Beit Yonatan is an illegally built home erected by Jews in the predominantly Arab neighborhood of Silwan in East Jerusalem.

Jerusalem Mayor Nir Barkat may face criminal proceedings if he continues to delay implementation of a court order to evict the residents from Beit Yonatan and seal the building, Attorney General Yehuda Weinstein advised the mayor in a letter yesterday.

Implementing the order "is not subject to your discretion as mayor," Weinstein wrote.

Beit Yonatan is an illegally built home erected by Jews in the predominantly Arab neighborhood of Silwan in East Jerusalem.

Weinstein's letter came in response to the agreement Barkat reached three weeks ago with the right-wing group Ateret Cohanim, which had placed the Jewish residents in Beit Yonatan. The agreement stipulated that Ateret Cohanim would give up its demand to evict dozens of Palestinians from a building it owns nearby, known as the Abu Nab house or the Yemenite synagogue, if Barkat delayed implementation of the eviction order for Beit Yonatan.

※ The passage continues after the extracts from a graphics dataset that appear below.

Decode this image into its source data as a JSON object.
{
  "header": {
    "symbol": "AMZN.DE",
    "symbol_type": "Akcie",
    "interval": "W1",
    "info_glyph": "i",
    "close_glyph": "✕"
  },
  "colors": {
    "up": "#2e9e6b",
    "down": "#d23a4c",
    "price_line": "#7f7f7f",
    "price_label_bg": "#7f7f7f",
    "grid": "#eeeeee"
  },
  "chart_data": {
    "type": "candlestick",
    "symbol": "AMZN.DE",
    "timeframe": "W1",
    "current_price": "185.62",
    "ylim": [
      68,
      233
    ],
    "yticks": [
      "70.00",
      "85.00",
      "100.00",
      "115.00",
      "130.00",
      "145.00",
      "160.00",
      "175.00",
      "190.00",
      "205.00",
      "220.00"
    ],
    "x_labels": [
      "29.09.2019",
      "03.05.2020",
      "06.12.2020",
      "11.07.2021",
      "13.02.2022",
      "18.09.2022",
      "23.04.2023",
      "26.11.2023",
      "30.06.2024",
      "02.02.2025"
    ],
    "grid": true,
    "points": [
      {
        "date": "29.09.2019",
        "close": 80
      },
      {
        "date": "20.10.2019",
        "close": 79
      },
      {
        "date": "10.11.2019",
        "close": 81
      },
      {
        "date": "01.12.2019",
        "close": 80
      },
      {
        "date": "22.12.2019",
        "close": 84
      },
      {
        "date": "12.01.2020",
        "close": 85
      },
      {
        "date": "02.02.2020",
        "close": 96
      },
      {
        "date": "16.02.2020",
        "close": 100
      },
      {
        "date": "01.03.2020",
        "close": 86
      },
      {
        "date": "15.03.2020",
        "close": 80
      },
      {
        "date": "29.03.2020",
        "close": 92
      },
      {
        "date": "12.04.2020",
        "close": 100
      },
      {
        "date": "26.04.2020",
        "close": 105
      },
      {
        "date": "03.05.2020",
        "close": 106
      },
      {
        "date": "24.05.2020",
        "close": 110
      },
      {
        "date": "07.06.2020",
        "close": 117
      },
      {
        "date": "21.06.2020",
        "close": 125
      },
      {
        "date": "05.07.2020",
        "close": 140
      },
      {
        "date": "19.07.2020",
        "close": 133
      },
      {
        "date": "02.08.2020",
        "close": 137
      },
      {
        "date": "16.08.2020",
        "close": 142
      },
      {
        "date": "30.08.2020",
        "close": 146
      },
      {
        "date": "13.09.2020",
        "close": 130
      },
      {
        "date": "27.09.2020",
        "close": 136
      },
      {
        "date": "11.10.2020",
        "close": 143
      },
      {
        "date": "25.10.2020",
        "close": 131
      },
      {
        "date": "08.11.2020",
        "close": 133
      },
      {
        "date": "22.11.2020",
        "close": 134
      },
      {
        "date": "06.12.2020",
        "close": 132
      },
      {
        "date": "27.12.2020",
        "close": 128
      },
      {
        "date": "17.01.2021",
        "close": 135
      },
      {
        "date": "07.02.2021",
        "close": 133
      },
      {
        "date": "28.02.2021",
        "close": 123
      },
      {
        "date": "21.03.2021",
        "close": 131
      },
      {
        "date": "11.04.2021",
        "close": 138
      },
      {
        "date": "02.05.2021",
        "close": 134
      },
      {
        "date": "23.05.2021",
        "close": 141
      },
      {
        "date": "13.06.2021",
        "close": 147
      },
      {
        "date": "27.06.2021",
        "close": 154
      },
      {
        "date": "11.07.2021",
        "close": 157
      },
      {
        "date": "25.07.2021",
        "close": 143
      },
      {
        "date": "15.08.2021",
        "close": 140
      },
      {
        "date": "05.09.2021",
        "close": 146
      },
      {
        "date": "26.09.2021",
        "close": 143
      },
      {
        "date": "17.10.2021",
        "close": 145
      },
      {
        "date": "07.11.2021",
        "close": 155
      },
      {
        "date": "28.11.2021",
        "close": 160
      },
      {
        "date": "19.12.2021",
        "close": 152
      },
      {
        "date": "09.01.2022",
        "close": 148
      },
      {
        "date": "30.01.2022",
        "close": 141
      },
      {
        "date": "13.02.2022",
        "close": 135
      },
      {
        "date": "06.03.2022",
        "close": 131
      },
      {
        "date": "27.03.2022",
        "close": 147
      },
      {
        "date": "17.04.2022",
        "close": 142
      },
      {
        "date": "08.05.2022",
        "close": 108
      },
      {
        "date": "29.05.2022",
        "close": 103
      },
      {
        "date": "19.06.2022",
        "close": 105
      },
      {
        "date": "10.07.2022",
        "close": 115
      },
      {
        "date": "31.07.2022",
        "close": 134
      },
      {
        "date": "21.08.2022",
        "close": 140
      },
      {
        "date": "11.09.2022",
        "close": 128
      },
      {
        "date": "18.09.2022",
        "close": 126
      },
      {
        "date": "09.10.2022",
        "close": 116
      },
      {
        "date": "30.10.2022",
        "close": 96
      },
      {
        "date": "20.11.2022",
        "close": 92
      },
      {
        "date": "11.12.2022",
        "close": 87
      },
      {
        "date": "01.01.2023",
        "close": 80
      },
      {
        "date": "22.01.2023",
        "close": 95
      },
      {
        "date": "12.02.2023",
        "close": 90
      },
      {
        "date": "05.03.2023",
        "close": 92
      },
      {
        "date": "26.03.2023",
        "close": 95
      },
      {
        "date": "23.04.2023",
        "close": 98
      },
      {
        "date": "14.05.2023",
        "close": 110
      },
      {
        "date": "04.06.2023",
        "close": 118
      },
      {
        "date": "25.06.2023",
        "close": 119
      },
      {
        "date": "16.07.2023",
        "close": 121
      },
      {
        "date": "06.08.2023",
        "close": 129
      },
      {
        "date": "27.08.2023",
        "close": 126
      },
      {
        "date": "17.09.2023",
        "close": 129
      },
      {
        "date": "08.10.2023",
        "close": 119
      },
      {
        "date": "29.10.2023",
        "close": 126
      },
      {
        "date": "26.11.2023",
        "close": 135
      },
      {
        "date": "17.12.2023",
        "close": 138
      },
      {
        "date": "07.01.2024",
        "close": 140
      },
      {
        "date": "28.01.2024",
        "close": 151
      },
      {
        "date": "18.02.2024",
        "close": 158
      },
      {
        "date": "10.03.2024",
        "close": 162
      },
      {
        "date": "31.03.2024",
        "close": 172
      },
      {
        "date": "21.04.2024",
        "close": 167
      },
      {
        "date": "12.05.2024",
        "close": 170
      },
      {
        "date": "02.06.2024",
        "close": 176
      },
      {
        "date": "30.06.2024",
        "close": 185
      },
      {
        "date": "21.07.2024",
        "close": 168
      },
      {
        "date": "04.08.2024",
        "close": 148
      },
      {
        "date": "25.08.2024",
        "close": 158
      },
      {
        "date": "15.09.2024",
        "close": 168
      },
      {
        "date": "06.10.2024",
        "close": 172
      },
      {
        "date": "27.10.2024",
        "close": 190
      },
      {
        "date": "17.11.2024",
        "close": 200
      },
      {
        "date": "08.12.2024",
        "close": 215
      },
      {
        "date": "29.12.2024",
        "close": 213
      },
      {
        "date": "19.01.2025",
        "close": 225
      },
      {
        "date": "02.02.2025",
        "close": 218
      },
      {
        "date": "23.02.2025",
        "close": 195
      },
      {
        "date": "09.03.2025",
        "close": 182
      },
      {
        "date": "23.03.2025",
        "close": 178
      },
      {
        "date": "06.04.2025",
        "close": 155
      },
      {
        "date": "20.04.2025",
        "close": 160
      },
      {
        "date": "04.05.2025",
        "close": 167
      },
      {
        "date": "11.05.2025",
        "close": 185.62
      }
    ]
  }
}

After the agreement was reached, the Jerusalem police canceled a major operation to evacuate both buildings at the last minute.

A day after the operation was canceled, the attorney general summoned police and municipal officials to a meeting in his office to examine the legality of the arrangement Barkat had reached.

Weinstein wrote Barkat that the eviction had been repeatedly ordered by the court, and "having found that the case does not meet the criteria for delaying implementation, it is also not subject to my discretion as head of Israel's law enforcement system."

Barkat is also required to enforce other eviction orders, including those involving Palestinians, Weinstein wrote, but implementation of the order for Beit Yonatan is not conditional on implementing any of these other orders: They are completely independent.

In the last paragraph, Weinstein drew Barkat's attention to a 2007 directive issued by the Interior Ministry's director general, which stated that intervening in the implementation of a court order "may constitute a criminal offense by the intervening party." He also cited a 2006 directive by the then-attorney general that reached a similar conclusion.

Barkat's office said "the Jerusalem municipality and the mayor respect the court's rulings and the attorney general's directives. Barkat has directed the municipal experts dealing with the issue to proceed in accordance with the law, municipal procedures and the attorney general's directives."